PDF or AFP? XML or XSL-FO? And what about HTML5?
The following article discusses the advantages and disadvantages of the standard formats in output management
The topic of data formats in output management is sure fodder for controversy. Which format is better? The point is moot. All have their purpose – both page-oriented formats like AFP and PDF, and content-oriented formats à la HTML and XML. What really counts are what assumptions a company makes and what its document processing structures are. An operation that prints just a few hundred pages a day has no reason to adopt, say, AFP.
On the other hand, a company with a daily print volume of several million pages is an altogether different story. For it, there’s no way around AFP. The format originally developed by IBM is the de facto standard for reliable, high-volume production printing. And with good reason: AFP has features that others do not (also see glossary). AFP, for example, offers the most advanced form of print monitoring. If the content output is incorrect or incomplete, an error message is automatically generated. It’s no accident that AFP is the most widely used format in the industrial production of invoices, account statements, securities/portfolio statements, transfer vouchers, insurance policies, and the like.
AFP for reliable, high-quality bulk printing
Moreover, AFP offers definitive management of multi-page display, paper tray control, and simplex-duplex printing – in other words, everything essential for bulk production. Its comprehensive and flexible resource management and compact data stream make AFP a user favorite. Product and application developers value its carefully designed and well-documented architecture. Even serious contenders like PDF can’t come close to AFP print quality – even if the PDF/VT specification was used. In the end, bundling the bulk-printing benefits of AFP with the extreme flexibility of PDF is just a compromise (see glossary for benefits and specifications of PDF).
Yet due to its extreme compatibility, PDF with all its different specifications is a recognized international standard and has firmly established itself as the format for long-term, read-only archiving (PDF/A) and the creation of barrier-free documents. Ultimately the specific situation will dictate the choice between AFP and PDF. A company that wants or needs to archive large quantities of documents in their original layout may choose to output them in PDF or PDF/A, thus avoiding the necessary conversion from AFP to PDF.
PDF and HTML5 are not competitors
Be that as it may, both AFP and PDF stick rigorously to the standard-size page format, making them the obvious choice for A4 document processing. But neither format works for display on the Web or mobile end-devices. This is where HTML5 comes in. The W3C standard is currently the most intelligent format for the creation and display of documents, regardless of size or output channel.
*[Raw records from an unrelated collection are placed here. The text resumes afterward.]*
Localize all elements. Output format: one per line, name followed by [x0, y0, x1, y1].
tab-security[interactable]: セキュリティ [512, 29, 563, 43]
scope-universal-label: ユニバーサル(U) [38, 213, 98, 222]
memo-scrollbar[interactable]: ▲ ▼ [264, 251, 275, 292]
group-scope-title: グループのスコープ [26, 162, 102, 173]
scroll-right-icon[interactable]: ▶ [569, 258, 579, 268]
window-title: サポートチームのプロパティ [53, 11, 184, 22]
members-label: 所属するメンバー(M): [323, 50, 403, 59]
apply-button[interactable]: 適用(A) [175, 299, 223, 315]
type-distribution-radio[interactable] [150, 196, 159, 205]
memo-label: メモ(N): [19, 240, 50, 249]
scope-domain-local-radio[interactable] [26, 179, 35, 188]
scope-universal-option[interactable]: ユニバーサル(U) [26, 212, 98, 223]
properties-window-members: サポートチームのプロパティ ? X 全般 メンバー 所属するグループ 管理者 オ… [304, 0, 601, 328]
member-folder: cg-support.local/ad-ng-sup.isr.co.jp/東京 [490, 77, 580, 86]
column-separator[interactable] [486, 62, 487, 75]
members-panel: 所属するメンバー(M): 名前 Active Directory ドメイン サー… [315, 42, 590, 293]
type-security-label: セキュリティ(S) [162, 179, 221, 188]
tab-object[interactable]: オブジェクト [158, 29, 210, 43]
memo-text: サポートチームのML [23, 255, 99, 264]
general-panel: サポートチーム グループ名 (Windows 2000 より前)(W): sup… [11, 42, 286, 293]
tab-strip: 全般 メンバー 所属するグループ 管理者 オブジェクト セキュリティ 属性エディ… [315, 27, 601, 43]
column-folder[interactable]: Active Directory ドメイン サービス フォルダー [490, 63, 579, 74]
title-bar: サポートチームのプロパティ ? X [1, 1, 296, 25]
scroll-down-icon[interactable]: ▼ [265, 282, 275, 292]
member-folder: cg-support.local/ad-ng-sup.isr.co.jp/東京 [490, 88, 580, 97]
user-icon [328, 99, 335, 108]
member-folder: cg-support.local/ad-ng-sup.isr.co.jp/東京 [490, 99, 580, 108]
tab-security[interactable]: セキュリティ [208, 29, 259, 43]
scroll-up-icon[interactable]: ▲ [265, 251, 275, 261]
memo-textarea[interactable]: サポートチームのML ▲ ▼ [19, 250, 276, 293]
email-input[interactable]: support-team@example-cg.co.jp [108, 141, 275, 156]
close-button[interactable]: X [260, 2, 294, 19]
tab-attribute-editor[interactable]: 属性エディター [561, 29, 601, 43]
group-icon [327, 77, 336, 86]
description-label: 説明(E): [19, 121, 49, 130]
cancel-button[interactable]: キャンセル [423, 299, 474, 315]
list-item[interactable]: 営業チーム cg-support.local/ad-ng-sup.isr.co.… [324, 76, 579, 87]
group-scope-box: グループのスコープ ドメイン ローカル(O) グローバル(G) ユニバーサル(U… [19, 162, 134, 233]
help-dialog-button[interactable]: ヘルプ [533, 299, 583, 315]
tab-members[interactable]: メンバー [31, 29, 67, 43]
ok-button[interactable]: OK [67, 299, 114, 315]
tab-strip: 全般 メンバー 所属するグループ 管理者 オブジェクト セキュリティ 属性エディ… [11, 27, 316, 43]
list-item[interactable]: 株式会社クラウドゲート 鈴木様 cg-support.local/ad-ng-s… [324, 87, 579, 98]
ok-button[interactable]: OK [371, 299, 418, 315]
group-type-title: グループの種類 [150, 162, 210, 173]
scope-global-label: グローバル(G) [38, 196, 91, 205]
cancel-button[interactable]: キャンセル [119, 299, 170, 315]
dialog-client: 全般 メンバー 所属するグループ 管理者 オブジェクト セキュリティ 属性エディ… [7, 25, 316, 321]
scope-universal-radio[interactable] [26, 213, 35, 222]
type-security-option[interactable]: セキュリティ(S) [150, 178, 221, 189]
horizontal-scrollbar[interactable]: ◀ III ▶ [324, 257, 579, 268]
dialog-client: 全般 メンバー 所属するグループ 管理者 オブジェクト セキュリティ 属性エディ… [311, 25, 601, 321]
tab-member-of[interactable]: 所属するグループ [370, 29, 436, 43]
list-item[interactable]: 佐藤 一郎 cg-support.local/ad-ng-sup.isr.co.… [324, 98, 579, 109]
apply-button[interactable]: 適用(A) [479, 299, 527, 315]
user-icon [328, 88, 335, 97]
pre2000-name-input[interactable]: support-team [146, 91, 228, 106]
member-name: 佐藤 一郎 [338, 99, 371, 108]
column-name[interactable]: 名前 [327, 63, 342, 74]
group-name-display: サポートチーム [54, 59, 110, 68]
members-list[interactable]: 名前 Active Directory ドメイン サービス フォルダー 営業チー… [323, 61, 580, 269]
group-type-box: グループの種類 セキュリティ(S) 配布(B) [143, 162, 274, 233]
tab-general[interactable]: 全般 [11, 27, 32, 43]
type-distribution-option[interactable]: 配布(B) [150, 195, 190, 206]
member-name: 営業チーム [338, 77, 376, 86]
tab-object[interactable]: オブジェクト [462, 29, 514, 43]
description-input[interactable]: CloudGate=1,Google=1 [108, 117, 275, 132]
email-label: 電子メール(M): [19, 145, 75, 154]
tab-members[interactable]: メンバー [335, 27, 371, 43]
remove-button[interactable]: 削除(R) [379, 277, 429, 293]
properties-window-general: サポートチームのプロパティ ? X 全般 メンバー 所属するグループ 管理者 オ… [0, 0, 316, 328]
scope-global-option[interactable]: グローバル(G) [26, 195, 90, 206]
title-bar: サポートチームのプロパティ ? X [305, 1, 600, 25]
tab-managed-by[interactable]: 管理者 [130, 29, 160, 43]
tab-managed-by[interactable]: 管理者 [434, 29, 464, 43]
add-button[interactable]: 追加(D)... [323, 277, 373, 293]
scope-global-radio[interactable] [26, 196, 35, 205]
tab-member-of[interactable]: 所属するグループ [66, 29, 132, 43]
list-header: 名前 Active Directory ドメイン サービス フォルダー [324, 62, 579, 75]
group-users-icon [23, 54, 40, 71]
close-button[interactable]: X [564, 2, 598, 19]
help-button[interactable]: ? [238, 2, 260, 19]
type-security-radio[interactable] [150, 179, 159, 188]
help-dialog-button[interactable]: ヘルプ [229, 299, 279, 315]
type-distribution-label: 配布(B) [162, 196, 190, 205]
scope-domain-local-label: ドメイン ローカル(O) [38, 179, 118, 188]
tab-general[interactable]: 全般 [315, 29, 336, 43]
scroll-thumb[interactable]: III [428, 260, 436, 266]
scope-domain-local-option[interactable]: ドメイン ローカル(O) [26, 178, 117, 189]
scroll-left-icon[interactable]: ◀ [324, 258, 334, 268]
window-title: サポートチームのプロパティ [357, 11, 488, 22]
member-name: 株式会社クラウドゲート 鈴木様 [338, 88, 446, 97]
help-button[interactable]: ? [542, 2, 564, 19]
It supports reformatting, converting page- to text-oriented formats; extracting single data items (including retrieval of invoice items); and building tables of contents and index lists. Moreover, with HTML5, even audiovisual elements, Web links and charts can be embedded. This creates not only multi-channel-capable documents, but also intelligent documents that offer users added value beyond mere text display.
The development of HTML5 represents a quantum leap in functionality. The new version has become the “language of the Web” and can also be used as a print version with relatively little effort. Unfortunately, HTML5 and PDF are still seen as competitors, especially when it comes to preserving structural information. That assumption could not be more wrong. After all, HTML5 is the lowest common denominator for channel-independent display and output of documents. PDF will not disappear. Quite the opposite: each format depends on the other. In document processing, for example, HTML5 can be the preliminary step for PDF, because PDF/A will continue to be needed for certain processes such as archiving.
Put an end to the “religious wars!”
Speaking of multi-channel output management, sooner or later the discussion will turn to yet another format that is gaining ground: XSL-FO. This XML-based mark-up language has one major advantage over HTML: It not only supports creation and output of documents regardless of pages size, it also features a number of sophisticated functions for page design. XSL-FO enables generating premium print products. In contrast to the XHTML/HTML format, which is particularly good for browser applications, XSL-FO is used especially for printing and archiving documents with many pages.
That leaves XML, the ISO-standardized markup language that has become the standard for transferring data from specialist applications to a company’s output instance. XML technologies are now so advanced that no special software components are needed for data extraction. This also applies to the other formats. Whether the output format is AFP, PDF, HTML5, or XSL-FO, current IT solutions now support the popular standards used in modern output management so completely that it should be no problem for a company to develop and establish an overall architecture that supports every scenario, and even keep costs manageable.
It’s time to put an end to the “religious wars” over the best format. The decision is a basic one, namely the company’s strategic orientation for document processing. Which communications channels will play a role in future and to what degree? What are the expected document volumes? How will the ratio of physical to electronic documents evolve over time? The answers to these questions will determine which formats make sense and when. They all have strengths as well as weaknesses. It’s the application scenarios that are important. They alone determine the relevance of any given format for output management within a company.